Saturday, May 14, 2016

"Travels with my Aunt" Disappointingly ordinary fare from the usuallyextraordinary Chichester Festival Theatre



The day before I saw "Travels with My Aunt" I saw Hugh Bonneville and company in a scintillating production of the Ibsen/Hampton "An Enemy of the People". It was one of the best theatrical experiences of my life and I will write about it soon. We have come to expect the highest quality at Chichester and the Ibsen production was as good as it gets. But the new musical based on Graham Greene's novella fell far short of the Theatre's usual standard.

If you are going to dramatise "Travels with My Aunt" and add music there has surely to be a reason why. I enjoyed the 1970s film with Maggie Smith and Alec McCowan and the 1990s stage play. So the first question you can legitimately ask is "Why?" now a musical. If Stephen Sondheim had done it you'd have your reason. But this was by George Stiles and Anthony Drewe who are not, it should be said, in that league - and it showed. There was no consistent style (pun intended) to Stiles musical score - sometimes ersatz Sondheim, sometimes Frederick Loewe on an off day. Steven Pacey, who played the middle-aged Henery Pulling who is travelling with his Aunt, sounded like Henry Higgins at times. 

"Travels with my Aunt" is Graham Greene Lite - an "Entertainment" rather than a novel.

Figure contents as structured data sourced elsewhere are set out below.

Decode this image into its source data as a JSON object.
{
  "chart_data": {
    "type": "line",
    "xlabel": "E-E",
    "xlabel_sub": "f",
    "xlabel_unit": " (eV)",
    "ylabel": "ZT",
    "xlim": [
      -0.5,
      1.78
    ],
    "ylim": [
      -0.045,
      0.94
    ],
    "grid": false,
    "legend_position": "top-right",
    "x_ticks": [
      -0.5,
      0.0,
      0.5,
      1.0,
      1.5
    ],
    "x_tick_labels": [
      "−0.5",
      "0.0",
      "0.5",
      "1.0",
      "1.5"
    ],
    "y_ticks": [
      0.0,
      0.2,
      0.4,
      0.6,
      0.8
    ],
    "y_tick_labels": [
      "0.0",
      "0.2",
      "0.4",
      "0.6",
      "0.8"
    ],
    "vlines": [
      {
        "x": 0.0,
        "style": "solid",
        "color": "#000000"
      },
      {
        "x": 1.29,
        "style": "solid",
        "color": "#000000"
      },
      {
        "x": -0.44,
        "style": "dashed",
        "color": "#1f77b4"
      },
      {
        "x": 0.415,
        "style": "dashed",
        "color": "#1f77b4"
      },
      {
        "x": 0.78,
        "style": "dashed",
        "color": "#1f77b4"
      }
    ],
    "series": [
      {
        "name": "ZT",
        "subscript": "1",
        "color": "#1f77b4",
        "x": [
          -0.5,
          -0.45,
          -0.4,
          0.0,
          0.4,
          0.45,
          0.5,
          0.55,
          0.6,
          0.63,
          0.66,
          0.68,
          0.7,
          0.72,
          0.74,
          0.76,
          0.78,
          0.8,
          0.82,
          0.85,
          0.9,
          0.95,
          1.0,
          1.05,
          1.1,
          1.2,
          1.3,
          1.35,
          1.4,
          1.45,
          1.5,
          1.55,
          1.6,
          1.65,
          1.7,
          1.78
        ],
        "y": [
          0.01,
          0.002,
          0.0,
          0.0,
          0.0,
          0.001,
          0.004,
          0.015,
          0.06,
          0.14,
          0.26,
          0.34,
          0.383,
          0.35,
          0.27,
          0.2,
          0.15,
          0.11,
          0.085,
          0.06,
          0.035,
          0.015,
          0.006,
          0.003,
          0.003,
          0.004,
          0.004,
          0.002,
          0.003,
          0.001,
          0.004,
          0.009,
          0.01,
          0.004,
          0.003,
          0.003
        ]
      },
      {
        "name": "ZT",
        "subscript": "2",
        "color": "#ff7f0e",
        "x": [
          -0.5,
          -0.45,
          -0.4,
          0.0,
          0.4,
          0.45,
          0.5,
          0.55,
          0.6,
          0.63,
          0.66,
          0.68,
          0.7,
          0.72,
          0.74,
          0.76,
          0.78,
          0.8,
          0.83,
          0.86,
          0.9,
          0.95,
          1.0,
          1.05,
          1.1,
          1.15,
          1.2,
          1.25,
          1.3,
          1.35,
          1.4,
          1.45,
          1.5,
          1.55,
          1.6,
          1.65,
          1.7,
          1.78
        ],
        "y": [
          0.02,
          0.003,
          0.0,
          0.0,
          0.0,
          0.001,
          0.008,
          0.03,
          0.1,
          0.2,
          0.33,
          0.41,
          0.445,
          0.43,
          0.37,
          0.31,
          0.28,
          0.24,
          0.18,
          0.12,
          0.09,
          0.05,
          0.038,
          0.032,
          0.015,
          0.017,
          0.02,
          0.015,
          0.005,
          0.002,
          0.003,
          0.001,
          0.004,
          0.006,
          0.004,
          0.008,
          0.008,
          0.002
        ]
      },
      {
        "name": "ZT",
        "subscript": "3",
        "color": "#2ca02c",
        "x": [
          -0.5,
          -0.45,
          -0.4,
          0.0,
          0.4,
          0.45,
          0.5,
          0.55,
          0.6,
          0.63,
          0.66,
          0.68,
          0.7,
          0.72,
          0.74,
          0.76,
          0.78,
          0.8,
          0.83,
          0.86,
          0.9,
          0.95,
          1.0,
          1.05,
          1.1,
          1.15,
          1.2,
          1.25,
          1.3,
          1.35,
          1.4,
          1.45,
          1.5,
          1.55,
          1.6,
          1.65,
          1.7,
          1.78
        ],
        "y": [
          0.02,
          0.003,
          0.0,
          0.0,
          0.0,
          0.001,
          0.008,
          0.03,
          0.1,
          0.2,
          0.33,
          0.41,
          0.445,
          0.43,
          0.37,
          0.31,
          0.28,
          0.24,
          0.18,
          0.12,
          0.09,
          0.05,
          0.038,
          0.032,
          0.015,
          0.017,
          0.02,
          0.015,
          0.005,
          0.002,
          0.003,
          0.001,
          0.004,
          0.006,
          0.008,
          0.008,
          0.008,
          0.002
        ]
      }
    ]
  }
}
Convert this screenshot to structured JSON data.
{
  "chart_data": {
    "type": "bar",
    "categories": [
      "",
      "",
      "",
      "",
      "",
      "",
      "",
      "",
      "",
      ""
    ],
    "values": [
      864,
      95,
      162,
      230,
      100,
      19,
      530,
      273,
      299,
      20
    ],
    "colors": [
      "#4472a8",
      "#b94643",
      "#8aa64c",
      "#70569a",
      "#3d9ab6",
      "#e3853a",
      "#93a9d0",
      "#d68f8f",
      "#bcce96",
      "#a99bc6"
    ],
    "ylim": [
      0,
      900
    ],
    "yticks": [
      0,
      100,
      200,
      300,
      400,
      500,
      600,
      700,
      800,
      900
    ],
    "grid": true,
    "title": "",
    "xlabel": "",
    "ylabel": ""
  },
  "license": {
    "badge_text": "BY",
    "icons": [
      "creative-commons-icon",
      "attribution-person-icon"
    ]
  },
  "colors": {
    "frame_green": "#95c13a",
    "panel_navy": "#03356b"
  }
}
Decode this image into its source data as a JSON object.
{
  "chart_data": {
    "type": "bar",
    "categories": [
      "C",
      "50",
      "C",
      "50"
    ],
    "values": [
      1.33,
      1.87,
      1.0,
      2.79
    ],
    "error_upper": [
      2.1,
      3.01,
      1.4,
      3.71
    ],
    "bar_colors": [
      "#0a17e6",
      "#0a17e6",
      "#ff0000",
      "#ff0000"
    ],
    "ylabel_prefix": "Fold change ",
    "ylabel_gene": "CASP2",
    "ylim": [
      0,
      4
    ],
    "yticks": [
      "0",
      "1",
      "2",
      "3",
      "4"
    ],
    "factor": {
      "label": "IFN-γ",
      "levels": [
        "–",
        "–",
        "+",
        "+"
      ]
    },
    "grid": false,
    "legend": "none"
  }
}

That said, as with all Greene, there is more to it than a superficial reading would suggest. It is satire and the story is deliberatly absurd. The book of the Musical is reasonably faithful to the original and as such becomes a fairy tale but, I felt, one without much meaning. I don't know whether it was designed as a vehicle for Patricia Hodge who plays Aunt Augusta  - they have given her a starring role, but her character does not have much depth. She performs it well and sings well too. But we are not convinced that her character is even slightly real.

You will not come away whistling the tunes - they were uniformly ordinary. The staging is minimalist and there was little real oomph in any of the numbers. The cast was good, the dancing lively and the ensemble singing adequate. But it all seemed to go on too long and be inordinately pleased with itself. In truth it's not very good and I doubt that it will have much life after its Festival run.